Bu konuyla yakından ilişkili olan bir diğer husus da Türkiye'nin vize serbestisi elde etme arzusudur. AB'nin Türkiye'ye yönelik mevcut vize politikaları Türk girişimcilerin ekonomik özgürlüklerini ciddi şekilde kısıtlamaktadır ve Türkiye vize serbestisi tanınmayan tek AB aday ülkesidir.

 

Ortak Stratejik Çıkarlar

Türkiye'nin İsveç ile yakın zamanda imzaladığı bir mutabakat da Türkiye'nin bu iki konuya ne kadar önem verdiğini yansıtmaktadır. Türkiye Büyük Millet Meclisi yaz tatilinden dönüp İsveç'in NATO üyeliğini onayladığında Türk hükümeti Stockholm'e hem Türkiye için vize serbestisini hem de AB-Türkiye gümrük birliğinin güncellenmesini destekleyeceğine dair verdiği sözü hatırlatacaktır. Ayrıca İsveç, Türkiye'nin AB'ye katılım sürecini canlandırma çabalarını destekleme sözü de vermiştir.
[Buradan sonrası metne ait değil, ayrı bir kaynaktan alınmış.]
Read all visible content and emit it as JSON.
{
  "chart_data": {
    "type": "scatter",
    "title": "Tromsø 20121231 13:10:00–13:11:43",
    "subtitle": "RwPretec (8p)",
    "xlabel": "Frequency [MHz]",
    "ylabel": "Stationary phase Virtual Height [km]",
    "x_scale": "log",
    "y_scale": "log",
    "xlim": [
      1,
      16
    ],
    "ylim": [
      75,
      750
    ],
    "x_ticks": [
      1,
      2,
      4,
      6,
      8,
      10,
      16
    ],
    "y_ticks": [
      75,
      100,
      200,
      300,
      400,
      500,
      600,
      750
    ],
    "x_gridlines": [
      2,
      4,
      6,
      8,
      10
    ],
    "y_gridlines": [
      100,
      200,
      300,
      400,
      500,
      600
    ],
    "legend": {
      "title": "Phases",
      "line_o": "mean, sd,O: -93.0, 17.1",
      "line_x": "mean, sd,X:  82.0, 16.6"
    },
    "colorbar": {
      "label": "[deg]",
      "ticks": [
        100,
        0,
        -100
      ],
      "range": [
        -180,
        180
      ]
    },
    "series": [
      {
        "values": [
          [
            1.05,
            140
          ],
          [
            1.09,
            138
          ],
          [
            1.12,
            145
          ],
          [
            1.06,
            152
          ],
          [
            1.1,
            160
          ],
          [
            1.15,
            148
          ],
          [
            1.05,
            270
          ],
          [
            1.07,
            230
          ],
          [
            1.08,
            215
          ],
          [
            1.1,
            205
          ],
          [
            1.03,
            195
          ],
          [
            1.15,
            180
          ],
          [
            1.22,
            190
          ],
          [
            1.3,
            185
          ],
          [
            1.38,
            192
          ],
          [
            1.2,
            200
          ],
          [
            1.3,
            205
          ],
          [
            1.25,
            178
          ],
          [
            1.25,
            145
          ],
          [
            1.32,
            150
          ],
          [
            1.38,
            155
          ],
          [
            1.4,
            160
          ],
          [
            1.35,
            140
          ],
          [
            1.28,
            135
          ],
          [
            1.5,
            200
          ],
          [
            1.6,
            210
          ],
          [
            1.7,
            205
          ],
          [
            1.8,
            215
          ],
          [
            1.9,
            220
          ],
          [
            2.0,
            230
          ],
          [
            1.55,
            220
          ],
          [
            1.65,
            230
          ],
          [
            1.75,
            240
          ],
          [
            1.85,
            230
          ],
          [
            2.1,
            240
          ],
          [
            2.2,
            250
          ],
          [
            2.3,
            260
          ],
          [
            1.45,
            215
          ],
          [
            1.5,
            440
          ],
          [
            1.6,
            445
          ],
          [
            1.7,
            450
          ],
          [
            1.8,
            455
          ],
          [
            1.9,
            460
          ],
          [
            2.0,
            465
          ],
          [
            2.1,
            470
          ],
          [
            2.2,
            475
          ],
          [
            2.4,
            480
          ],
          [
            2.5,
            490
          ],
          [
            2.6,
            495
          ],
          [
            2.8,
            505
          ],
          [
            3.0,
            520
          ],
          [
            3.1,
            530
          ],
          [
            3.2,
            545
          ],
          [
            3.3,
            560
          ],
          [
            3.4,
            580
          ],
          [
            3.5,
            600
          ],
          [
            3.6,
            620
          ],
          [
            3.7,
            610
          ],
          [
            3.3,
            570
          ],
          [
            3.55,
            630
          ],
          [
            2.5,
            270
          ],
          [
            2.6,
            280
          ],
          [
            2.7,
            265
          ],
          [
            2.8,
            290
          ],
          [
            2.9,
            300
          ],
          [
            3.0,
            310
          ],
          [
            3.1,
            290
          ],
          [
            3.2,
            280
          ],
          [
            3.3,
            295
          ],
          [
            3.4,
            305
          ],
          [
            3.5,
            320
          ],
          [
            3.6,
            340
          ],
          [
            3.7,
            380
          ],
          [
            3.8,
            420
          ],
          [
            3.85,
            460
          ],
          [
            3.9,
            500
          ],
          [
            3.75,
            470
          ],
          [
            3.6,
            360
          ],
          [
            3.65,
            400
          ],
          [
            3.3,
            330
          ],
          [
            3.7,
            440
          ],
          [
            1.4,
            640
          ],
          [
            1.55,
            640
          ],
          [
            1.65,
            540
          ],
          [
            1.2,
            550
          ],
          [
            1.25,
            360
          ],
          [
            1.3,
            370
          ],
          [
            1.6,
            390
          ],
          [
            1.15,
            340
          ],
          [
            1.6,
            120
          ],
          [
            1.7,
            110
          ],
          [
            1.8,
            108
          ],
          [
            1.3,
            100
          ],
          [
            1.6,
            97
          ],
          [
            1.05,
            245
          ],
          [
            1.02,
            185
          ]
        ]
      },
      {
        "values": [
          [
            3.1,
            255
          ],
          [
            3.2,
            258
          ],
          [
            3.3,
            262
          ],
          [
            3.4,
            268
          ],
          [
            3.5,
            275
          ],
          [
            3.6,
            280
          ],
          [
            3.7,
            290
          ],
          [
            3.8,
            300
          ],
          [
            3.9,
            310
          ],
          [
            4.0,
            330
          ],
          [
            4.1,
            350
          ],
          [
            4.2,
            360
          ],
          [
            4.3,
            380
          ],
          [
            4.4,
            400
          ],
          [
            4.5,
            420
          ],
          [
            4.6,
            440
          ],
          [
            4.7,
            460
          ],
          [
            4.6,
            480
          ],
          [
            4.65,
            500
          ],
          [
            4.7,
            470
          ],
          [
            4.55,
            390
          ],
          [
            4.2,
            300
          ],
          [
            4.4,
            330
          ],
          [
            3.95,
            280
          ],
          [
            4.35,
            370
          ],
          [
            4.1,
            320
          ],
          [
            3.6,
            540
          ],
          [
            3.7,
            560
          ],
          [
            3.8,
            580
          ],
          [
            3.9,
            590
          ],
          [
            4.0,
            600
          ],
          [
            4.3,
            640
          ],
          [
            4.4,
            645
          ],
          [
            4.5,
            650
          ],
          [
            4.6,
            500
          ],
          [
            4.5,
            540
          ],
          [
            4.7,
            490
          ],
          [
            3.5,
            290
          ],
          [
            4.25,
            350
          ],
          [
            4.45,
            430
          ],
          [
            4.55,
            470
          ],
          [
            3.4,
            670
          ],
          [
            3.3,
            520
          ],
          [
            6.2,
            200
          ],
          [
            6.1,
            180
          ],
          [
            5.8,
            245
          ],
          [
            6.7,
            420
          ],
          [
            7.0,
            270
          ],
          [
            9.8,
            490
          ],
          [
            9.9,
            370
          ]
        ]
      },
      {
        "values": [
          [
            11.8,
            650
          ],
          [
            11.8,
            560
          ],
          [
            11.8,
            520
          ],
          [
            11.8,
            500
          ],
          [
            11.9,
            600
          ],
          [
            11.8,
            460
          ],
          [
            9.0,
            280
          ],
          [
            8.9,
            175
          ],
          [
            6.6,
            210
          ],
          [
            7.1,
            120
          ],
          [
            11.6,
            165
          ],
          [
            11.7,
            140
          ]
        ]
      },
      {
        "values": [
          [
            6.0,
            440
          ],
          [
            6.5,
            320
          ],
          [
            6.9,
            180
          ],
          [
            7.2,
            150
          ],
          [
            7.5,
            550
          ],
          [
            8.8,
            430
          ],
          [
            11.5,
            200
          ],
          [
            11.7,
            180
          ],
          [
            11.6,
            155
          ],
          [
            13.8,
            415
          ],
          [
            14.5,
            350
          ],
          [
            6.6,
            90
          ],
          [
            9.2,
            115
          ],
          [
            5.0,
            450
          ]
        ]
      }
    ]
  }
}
Türkiye'nin stratejik açıdan daha bağımsız olma arzusu olsa da şu anda AB ile iyi ilişkiler kurmaktan ödün vermesi mümkün değildir. Türkiye ekonomisi büyümekte olsa da kısmen hükümetin son yıllardaki mali ve ekonomik hataları nedeniyle krizdedir. AB, Türkiye'nin en önemli ihracat pazarı ve en büyük yatırımcısı olmaya devam etmektedir.

Ancak AB ve özellikle de Almanya, daha fazla jeopolitik nüfuz kazanma istekleri göz önüne alındığında, istikrarlı ve güvenli bir komşuluk ortamına stratejik bir ilgi duymaktadır. Özellikle Türkiye bu açıdan büyük önem taşımaktadır, zira AB'ye sınırı olan birçok bölge için kilit bir aktördür. Örneğin Rusya'nın Ukrayna'ya karşı başlattığı savaşta Türkiye'nin oynadığı önemli rolü, Kafkasya ve Orta Doğu'daki rolünü ve son dönemde Sahel ve Sahra-altı Afrika'da yaşanan gelişmeleri bir düşünün. Sonuncu duruma ilişkin, başta Fransa olmak üzere Avrupa'nın azalan etkisi ve bölgedeki rejim değişikliklerinin etkisi Avrupa için ciddi sonuçlar doğurabilecektir. Türkiye'nin buradaki varlığı Avrupa'nın da burada müdahil kalması için bir fırsattır.

 

Ankara’nın Jeopolitik Önemi

Türkiye, Rusya ve Çin ile Afrika'daki en aktif ekonomik ve askeri aktörlerden biridir. Bu nedenle, genellikle Afrika ülkeleriyle dini ve kültürel yakınlıklarına ve ortak geçmişe dayanarak savunma iş birliğini, eğitim ve insani yardım alanlarındaki geleneksel kalkınma iş birliğiyle ustaca birleştirerek Rusya'nın etkisinin genişlemesine ve cihatçı aktörlerin kıtadaki faaliyetlerinin kontrol altına alınmasına yardımcı olmaktadır. Türkiye bu şekilde ekonomik ilişkilerini derinleştirmeyi başarmakta ve yurt dışındaki etkisini arttırmaktadır.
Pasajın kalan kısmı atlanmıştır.